実際、2008年に発表された論文では、4週間ヨーグルトをとり続けた結果、肌の弾力性が改善されたと報告されています。調査に参加したのは、慢性的な便秘で肌が乾燥している20~39歳の女性28人。ドリンクタイプのヨーグルト(LB乳酸菌を使用)120mlを朝晩1本ずつ、4週間にわたって飲み続け、その前後で肌の状態を計測しました。すると、摂取後は便秘の症状が改善され、肌の弾力性や乾燥度合いも有意に改善されたのです。
「腸内環境がよくなって肌もきれいになるので、ヨーグルトは一石二鳥」という馬渕先生の言葉に、納得です。
(グラフについて)
肌の弾力性について、ヨーグルト摂取前後の比較で有意(p<0.05)な改善が認められたことを表している。
*「LB81乳酸菌を使用したヨーグルトの皮膚機能改善効果に関する検証」腸内細菌学雑誌22:1-5,2008
ヨーグルトとの組み合わせとしてこの時季特におすすめなのが、ビタミン豊富なフルーツや野菜です。とくに南国生まれのフルーツには強い抗酸化力があるのだそう。

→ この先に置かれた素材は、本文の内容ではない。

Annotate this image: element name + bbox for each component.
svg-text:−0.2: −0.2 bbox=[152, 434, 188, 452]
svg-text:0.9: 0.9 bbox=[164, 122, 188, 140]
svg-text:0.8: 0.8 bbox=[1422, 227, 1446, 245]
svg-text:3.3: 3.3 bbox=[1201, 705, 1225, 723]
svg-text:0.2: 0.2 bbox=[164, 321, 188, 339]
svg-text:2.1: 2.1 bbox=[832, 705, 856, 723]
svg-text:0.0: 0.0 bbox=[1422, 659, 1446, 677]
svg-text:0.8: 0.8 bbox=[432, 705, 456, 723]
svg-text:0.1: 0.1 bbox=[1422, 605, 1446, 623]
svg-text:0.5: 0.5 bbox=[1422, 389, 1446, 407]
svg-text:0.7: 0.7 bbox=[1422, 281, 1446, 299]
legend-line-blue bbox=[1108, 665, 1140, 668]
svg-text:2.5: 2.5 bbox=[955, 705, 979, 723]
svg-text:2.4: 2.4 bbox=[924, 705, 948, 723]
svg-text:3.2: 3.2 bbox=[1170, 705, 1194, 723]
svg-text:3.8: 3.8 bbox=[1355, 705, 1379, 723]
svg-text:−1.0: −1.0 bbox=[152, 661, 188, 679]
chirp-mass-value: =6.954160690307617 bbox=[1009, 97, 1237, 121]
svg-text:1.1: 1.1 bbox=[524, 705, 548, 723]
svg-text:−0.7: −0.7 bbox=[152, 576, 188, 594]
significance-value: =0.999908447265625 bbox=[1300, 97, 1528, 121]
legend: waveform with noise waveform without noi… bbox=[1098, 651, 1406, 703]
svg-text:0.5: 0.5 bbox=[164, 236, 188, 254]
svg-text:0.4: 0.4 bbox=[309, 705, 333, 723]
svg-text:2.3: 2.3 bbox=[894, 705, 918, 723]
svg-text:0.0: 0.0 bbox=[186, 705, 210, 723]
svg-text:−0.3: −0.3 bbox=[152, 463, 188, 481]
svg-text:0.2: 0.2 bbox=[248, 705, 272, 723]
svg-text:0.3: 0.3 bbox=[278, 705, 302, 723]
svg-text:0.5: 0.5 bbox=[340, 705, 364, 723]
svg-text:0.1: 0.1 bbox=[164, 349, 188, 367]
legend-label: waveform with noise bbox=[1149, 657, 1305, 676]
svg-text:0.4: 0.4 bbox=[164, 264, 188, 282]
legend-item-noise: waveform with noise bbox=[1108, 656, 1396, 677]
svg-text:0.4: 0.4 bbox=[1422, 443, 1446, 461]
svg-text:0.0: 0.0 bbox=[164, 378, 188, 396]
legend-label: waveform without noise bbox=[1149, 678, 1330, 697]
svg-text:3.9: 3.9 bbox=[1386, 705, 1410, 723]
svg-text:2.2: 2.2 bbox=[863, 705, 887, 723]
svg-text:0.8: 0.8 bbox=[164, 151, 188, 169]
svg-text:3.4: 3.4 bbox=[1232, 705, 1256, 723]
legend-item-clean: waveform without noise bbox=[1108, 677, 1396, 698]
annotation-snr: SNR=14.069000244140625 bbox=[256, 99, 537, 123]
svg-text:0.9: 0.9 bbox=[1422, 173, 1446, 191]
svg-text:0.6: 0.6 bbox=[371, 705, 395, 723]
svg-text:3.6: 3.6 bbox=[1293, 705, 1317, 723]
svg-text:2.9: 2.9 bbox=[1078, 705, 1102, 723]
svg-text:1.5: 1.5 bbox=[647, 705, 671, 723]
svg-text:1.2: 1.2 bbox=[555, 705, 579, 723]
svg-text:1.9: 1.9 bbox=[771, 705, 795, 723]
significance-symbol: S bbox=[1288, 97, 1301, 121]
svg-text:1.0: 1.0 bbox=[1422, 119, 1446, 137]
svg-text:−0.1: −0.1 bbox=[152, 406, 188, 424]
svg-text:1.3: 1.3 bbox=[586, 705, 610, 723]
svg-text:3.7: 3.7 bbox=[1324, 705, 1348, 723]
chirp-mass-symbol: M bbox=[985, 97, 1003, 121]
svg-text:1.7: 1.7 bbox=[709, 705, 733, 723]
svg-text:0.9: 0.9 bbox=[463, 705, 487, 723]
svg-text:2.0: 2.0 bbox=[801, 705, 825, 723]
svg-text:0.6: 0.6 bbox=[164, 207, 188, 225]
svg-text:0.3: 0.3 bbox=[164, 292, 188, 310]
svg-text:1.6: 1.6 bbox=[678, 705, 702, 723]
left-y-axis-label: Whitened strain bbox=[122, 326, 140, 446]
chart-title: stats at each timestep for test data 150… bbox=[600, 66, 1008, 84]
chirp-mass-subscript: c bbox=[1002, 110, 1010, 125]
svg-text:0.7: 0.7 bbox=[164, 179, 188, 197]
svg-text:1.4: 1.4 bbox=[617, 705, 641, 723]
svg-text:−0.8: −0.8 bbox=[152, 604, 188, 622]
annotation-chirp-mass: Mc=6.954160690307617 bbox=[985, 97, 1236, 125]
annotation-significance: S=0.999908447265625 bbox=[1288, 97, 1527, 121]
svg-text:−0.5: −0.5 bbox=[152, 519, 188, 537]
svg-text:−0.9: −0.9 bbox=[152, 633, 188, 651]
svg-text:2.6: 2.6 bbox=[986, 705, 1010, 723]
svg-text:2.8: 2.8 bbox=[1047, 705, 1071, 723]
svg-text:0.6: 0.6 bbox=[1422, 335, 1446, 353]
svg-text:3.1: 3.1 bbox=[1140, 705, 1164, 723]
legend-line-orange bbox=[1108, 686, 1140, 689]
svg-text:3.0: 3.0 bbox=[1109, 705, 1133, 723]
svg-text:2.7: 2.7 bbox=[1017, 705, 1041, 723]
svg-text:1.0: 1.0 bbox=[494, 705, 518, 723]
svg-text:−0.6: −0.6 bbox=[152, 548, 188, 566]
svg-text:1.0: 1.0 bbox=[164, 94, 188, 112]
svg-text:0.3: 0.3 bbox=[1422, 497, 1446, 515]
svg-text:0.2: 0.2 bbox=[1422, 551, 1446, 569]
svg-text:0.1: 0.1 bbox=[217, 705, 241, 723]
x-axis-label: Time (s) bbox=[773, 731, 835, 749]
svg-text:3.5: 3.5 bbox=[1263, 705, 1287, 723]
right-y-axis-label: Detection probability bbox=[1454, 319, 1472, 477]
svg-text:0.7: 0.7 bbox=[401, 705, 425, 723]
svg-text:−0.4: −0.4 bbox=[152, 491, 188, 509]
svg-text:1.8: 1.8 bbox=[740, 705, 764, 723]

「紫外線の強い環境で育つ植物は、自分自身を紫外線から守る成分をたくさんもっています。そういうフルーツや野菜を食べると、体の内側からの紫外線対策になります。フルーツでは、例えばマンゴーやパパイヤなど黄色やオレンジ色を目印に選ぶといいですね。野菜は濃い緑や赤の緑黄色野菜で、いずれも抗酸化作用や皮膚の新陳代謝を促すビタミンAが豊富です。紫外線を浴びる前にビタミンをしっかりとることで、体全体を紫外線から守ってくれる効果にも期待がもてますよ」
美容効果も期待できる新食感ヨーグルト
「マシュマロヨーグルト」をつくってみよう!
ここでは、肌ケアにおすすめのヨーグルトを新しい食感とともに味わいながら、美肌効果までアップする食べ方、「マシュマロヨーグルト」をご紹介します。作り方はとても簡単で、ヨーグルトにマシュマロを浸しておくだけ。マシュマロがヨーグルトの水分を吸収して、口に入れるとフワッとして、噛むとシュワシュワとした食感が広がります。甘さもほんのりして、絶妙のコンビネーション!
さらなる美肌効果の秘密は、マシュマロにあります。「マシュマロはゼラチンと砂糖で作られますが、ゼラチンの主成分はコラーゲンです。紫外線を浴びるとコラーゲンもダメージを受けるので、手軽に補給するのにマシュマロはいいですね。カロリーもそれほど高くありません。そのまま食べると大人には甘いですから、マシュマロヨーグルトはピッタリでは」と馬渕先生。
ちなみに、コラーゲンはビタミンCや鉄と相性がよいので、馬渕先生がマシュマロヨーグルトを食べるときは、干したプルーンやマンゴーを加えているそう。
マシュマロヨーグルトの作り方
【材料】(約4人分)
プレーンヨーグルト……1パック(450g)
大きめのマシュマロ……100g(12~16個)
【作り方】
ヨーグルトパックの中にマシュマロをしっかり混ぜ込み、ヨーグルトに浸るようにする。冷蔵庫で6時間~ひと晩おく。
マシュマロヨーグルトのアレンジレシピ
マシュマロヨーグルト、おもわずハマってしまう人も多いはず。そんな人にはさらに手を加えてカフェのデザート風に楽しめるふたつのアレンジレシピを紹介します。
ティラミス風はバナナを加えて食べ応えのあるデザートに。バナナには食物繊維やオリゴ糖が含まれ、腸内環境を整えます。ココアには鉄が含まれていて、体内でコラーゲンの合成を助けてくれます。
もうひとつの杏仁豆腐風は、アーモンドエッセンスの香りとマンゴーの風味でアジアンテイストに。ドライフルーツには鉄分や食物繊維が多く、馬渕先生もトッピングしているドライマンゴーでコラーゲンの生成を支えるビタミンCと、肌を丈夫にして紫外線のダメージを防ぐビタミンAも摂取できます。
ティラミス風マシュマロヨーグルト
【材料】(1人分)
基本のマシュマロヨーグルト…1人分
バナナ……1/2本
いちご・ココア……各適量
(1)バナナを薄切りにし、半量を器の底に敷いて、マシュマロヨーグルトの半量を入れる。
(2)(1)と同様に残りのバナナとマシュマロヨーグルトを重ねる。
(3)茶こしでココアを上に振りかけ、いちごを飾る
杏仁豆腐風マシュマロヨーグルト
【材料】(1人分)
基本のマシュマロヨーグルト…1人分
ドライマンゴー……1切れ
クコの実(あれば)……少量
アーモンドエッセンス……少量
【作り方】
(1)ドライマンゴーを細かく刻み、マシュマロヨーグルトを作る際に一緒につけ込んでおく。
(2)(1)にアーモンドエッセンスを加えて混ぜ、器に盛る。あればクコの実を飾る。
お肌のためにいいヨーグルトの、新しい食べ方「マシュマロヨーグルト」。ぜひシュワシュワする食感を楽しみながら、この夏のひんやりデザートとして試してみては?